When people and institutions buy bonds from a publicly traded firm, that money has to be paid back plus interest.

This is why bondholders (debt) can sometimes hurt regular shareholders. Debt puts a drain on building assets like cash, and as debt rises, shareholder value drops.

  • White Cap Stock Factor #4: Low Competition and High Barriers to Entry

Warren Buffett, the greatest stock investor in the world, looks for companies in industries with high-entry barriers and low-exit barriers. Why? Because it’s difficult for any serious competition to join the industry.

The wisdom behind this approach is that poorly managed, unprofitable firms can get out easily without resorting to desperate price gouging – something that would cause a consumer bidding war and damage the well-managed firm’s profitability.

  • White Cap Stock Factor #5: No Analyst Coverage

Watch shows like “Mad Money” on CNBC and you get a sense that Wall Street’s attitude is, “If the public wants stocks, we’ll give ’em stocks.”

Thing is, though, lots of companies aren’t recommended to make you wealthy… but to fatten up commissions for Wall Street firms.

In fact, there are numerous studies that show that Wall Street analysts are absolutely untrustworthy.

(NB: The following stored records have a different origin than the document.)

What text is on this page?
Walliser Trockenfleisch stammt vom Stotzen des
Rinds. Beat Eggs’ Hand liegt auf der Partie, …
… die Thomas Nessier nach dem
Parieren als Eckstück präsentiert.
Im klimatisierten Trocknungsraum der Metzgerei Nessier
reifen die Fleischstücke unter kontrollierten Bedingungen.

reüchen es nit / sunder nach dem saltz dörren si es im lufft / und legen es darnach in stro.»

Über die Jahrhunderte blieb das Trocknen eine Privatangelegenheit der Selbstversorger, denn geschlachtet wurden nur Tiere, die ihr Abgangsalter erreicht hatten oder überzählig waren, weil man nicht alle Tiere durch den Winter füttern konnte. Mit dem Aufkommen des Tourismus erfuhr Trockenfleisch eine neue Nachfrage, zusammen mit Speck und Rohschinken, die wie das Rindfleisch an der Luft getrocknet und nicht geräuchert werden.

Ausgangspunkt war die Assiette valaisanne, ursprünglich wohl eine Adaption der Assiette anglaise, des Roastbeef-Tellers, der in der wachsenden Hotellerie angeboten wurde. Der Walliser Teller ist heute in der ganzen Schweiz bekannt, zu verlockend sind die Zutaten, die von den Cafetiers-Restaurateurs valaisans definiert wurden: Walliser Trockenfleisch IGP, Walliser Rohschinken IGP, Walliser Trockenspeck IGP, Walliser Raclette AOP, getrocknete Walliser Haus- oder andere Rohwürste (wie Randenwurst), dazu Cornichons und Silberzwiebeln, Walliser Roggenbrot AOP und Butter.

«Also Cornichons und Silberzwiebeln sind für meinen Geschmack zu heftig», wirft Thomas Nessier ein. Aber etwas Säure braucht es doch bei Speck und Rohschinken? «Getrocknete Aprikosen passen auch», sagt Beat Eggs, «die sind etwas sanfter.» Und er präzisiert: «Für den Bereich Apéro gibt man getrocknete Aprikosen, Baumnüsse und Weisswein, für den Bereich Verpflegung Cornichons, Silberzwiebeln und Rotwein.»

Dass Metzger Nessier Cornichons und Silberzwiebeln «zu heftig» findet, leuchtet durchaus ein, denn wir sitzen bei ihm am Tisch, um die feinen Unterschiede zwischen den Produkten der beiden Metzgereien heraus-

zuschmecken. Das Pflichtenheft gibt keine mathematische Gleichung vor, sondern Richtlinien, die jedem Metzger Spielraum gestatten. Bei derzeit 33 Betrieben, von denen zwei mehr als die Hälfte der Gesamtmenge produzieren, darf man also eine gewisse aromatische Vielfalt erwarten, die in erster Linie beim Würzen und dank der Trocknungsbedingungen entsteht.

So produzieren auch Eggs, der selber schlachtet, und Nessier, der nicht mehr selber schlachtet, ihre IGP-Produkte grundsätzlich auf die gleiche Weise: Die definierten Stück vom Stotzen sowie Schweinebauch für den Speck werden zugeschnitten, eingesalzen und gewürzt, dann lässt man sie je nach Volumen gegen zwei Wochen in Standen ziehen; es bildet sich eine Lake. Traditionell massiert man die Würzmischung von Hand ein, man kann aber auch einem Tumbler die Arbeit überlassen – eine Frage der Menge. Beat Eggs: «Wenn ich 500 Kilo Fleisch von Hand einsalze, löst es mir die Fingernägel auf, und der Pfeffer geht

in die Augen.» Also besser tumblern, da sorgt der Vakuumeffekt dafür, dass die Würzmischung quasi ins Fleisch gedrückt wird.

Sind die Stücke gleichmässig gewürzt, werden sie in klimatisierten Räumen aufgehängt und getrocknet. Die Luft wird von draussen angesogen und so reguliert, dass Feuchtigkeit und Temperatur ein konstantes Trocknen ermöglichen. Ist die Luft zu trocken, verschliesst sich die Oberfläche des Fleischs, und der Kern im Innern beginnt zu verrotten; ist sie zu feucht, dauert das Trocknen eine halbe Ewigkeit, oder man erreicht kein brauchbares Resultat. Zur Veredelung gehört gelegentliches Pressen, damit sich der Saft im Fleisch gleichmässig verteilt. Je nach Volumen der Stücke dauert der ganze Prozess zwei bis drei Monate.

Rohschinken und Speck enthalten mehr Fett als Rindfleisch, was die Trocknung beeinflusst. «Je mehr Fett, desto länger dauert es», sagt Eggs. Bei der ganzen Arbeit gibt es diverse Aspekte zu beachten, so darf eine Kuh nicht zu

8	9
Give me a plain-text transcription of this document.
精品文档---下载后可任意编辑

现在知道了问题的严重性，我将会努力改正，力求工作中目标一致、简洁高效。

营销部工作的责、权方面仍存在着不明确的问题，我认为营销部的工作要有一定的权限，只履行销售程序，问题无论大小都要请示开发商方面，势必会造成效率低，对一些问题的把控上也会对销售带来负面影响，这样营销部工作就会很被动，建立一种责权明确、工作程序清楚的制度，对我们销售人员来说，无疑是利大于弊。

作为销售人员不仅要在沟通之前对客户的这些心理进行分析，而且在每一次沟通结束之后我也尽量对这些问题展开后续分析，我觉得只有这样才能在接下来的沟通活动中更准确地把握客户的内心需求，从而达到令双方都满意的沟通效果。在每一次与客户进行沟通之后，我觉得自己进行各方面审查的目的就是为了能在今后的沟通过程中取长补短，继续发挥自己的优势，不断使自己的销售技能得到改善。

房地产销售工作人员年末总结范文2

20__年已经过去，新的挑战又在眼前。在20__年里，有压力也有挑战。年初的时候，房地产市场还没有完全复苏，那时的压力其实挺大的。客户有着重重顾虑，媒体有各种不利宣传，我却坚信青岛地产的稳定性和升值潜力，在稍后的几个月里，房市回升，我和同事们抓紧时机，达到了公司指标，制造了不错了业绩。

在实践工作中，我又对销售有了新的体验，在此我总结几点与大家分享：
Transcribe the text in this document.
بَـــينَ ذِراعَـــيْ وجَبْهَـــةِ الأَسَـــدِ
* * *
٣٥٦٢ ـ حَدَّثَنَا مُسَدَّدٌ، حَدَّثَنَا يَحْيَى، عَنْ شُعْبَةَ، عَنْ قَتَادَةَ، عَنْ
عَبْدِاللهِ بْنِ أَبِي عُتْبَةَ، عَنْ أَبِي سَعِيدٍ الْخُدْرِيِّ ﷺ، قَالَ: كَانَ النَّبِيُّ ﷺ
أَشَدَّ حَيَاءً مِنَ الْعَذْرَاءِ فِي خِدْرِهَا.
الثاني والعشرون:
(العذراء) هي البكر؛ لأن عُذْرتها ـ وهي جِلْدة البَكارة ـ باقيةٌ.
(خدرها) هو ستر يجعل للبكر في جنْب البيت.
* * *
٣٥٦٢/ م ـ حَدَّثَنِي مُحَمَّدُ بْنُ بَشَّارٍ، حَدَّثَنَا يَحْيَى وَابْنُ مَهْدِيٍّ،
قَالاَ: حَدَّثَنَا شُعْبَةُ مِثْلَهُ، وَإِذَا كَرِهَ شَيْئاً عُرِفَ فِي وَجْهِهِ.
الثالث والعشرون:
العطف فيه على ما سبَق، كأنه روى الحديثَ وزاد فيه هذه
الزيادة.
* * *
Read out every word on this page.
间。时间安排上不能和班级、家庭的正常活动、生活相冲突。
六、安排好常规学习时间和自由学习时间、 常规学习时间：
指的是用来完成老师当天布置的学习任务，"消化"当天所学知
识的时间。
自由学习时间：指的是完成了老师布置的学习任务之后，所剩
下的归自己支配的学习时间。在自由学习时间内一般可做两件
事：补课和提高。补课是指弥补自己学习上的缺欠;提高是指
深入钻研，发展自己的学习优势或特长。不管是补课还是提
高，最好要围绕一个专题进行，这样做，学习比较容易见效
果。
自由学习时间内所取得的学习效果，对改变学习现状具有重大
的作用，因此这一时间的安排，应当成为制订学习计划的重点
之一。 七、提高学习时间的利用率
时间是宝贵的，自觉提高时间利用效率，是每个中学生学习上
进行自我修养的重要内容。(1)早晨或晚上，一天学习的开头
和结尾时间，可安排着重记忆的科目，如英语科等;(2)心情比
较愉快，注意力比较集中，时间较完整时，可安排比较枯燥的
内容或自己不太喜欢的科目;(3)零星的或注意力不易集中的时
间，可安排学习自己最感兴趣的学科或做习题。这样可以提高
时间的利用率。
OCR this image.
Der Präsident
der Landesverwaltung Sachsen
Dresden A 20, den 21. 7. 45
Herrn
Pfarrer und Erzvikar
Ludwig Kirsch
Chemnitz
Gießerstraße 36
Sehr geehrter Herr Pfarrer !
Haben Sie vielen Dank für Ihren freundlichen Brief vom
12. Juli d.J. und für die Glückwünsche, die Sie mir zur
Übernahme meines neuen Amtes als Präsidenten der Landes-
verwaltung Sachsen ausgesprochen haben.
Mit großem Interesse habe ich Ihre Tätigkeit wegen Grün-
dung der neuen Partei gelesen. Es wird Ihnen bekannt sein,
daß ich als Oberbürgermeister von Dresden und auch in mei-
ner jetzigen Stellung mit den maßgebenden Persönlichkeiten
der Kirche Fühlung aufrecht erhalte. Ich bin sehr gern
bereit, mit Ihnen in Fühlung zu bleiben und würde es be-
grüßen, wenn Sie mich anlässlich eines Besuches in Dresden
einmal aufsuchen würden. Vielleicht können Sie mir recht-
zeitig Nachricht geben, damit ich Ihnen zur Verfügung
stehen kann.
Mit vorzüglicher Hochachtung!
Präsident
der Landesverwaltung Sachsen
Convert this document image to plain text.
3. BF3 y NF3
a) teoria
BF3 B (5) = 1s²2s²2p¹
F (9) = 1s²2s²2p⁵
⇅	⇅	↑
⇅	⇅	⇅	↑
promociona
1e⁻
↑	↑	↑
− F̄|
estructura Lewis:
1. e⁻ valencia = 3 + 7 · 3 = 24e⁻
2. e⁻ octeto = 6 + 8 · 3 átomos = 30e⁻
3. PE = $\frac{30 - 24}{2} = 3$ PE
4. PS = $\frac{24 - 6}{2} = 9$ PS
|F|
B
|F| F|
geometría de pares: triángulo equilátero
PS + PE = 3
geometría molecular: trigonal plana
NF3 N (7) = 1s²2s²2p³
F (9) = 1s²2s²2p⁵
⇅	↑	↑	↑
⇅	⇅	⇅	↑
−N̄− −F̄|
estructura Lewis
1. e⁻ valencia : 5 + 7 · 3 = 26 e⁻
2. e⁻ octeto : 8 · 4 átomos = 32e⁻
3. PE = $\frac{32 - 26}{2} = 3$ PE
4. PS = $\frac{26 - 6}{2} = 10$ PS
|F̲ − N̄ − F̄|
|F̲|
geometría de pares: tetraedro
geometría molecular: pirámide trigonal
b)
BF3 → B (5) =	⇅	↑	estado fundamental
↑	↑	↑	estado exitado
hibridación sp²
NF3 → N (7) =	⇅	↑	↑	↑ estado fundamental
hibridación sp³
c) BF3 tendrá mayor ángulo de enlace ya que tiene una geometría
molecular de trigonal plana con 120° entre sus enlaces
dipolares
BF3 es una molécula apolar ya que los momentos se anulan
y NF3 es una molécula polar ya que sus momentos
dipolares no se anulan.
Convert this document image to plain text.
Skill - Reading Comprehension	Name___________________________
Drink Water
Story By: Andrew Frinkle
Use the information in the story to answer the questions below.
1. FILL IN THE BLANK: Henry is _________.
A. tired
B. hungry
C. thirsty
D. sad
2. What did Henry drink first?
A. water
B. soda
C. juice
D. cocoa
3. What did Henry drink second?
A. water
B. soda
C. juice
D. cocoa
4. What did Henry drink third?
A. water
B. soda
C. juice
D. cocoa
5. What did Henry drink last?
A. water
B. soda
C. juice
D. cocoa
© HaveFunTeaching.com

For example…

  • They’re perpetually bullish and are pressured by CEOs, fund managers and supervisors not to downgrade a stock. This means the public is almost never told when they should really sell a stock. The reality is that when there’s a fire in the house, Wall Street opens the exits for its “good ol’ boys” first and leaves you behind to get burned.
  • They often recommend the same stock as other prominent analysts. So if he’s following her, and she’s following him, just who the heck is doing any meaningful “research” on Wall Street?!
  • They’ve been caught “front-running” – i.e., recommending stocks that prominent investors, investment houses and employee option-vested Wall Street executives are trying to sell for an obscene profit. This was particularly true in 1999 and 2000, where the vast majority of top executives cashed out, even while analysts where overwhelmingly bullish across the board.